The proposal has yet to be formally approved by House and Senate leaders. But Warren said she and her colleagues “partnered extensively” with the Senate Finance Committee, White House, and Treasury Department to develop this updated proposal for inclusion in the Build Back Better bill.

The current proposal is similar to that presented by President Joe Biden earlier this year as part of the White House’s broader “Made In America” tax agenda.

In March, the government demanded a minimum tax of 15% on income taxes that corporations use to report their profits to investors, known as “book income”.
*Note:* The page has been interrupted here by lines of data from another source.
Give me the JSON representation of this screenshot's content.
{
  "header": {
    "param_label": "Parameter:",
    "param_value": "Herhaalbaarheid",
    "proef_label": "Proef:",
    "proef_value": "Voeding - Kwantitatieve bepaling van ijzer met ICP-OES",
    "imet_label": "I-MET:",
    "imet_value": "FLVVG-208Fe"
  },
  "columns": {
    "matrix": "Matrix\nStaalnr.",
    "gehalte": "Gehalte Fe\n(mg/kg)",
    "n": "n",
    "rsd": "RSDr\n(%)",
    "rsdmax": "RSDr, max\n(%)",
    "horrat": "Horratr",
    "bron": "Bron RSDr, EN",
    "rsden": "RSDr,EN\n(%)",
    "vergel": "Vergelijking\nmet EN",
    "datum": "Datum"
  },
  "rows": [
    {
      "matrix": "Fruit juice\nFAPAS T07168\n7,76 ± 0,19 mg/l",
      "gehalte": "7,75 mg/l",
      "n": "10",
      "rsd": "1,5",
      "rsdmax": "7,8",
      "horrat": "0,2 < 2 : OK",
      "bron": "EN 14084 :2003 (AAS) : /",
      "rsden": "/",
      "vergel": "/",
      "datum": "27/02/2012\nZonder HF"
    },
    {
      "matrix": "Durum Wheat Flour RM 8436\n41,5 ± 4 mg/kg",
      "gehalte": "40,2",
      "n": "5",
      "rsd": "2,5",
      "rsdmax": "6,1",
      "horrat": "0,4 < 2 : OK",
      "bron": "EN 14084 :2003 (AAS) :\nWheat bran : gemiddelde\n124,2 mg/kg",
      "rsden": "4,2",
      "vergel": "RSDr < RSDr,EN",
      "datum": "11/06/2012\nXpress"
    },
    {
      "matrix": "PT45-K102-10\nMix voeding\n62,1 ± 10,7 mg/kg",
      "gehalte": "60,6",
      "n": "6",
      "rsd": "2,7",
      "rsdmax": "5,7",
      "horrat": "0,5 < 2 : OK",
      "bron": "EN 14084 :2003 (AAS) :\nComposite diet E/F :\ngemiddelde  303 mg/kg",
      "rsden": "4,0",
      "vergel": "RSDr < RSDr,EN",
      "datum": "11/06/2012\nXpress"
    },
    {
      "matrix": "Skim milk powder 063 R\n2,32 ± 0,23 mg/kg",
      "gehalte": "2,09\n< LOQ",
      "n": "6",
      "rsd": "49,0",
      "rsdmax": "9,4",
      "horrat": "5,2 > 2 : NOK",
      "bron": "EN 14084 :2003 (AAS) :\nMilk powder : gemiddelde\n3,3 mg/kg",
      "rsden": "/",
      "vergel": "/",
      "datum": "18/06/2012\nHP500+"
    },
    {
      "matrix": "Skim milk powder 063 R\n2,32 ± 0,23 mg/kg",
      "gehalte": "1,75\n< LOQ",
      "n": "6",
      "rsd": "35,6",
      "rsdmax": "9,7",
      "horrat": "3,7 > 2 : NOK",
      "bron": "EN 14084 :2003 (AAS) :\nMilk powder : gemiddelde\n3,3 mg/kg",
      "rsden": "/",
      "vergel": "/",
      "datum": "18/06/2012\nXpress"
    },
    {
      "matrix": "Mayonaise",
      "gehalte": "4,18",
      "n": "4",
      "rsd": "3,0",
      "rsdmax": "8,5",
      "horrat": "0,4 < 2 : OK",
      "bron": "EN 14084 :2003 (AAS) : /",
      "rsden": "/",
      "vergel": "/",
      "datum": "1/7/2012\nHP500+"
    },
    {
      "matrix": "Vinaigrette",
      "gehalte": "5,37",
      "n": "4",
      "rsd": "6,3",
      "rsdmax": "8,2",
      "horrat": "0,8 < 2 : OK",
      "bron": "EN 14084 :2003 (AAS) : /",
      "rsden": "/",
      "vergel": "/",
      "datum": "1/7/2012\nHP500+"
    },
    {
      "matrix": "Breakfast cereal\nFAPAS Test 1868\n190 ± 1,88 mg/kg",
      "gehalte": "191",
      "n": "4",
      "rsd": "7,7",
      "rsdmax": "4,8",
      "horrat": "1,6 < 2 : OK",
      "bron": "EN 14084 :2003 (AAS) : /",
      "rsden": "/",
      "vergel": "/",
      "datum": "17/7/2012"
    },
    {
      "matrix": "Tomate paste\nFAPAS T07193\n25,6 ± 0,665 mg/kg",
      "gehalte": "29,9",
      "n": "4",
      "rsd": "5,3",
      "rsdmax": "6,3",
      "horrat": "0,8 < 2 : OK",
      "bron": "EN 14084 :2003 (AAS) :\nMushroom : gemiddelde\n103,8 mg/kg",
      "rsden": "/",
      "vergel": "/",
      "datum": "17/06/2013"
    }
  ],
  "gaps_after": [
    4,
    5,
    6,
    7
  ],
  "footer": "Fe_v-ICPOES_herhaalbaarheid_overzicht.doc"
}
The White House said at the time that such a provision would “only apply to the very largest corporations” and ensure that large corporations cannot “take advantage of loops in tax law to avoid paying US corporate taxes.”

The Biden proposal differed in some respects from the current Senate proposal. One is that the Biden plan sets the income threshold at $ 2 billion, not $ 1 billion. The Senate proposal would therefore apply to more companies.

Biden’s plan also didn’t include a three-year rule that the tax only applies to companies that earn $ 1 billion or more for three consecutive years.

To read the legal language, click here.

Clarification: This story has been updated to better reflect the role of the Treasury Department in implementing the prospective tax.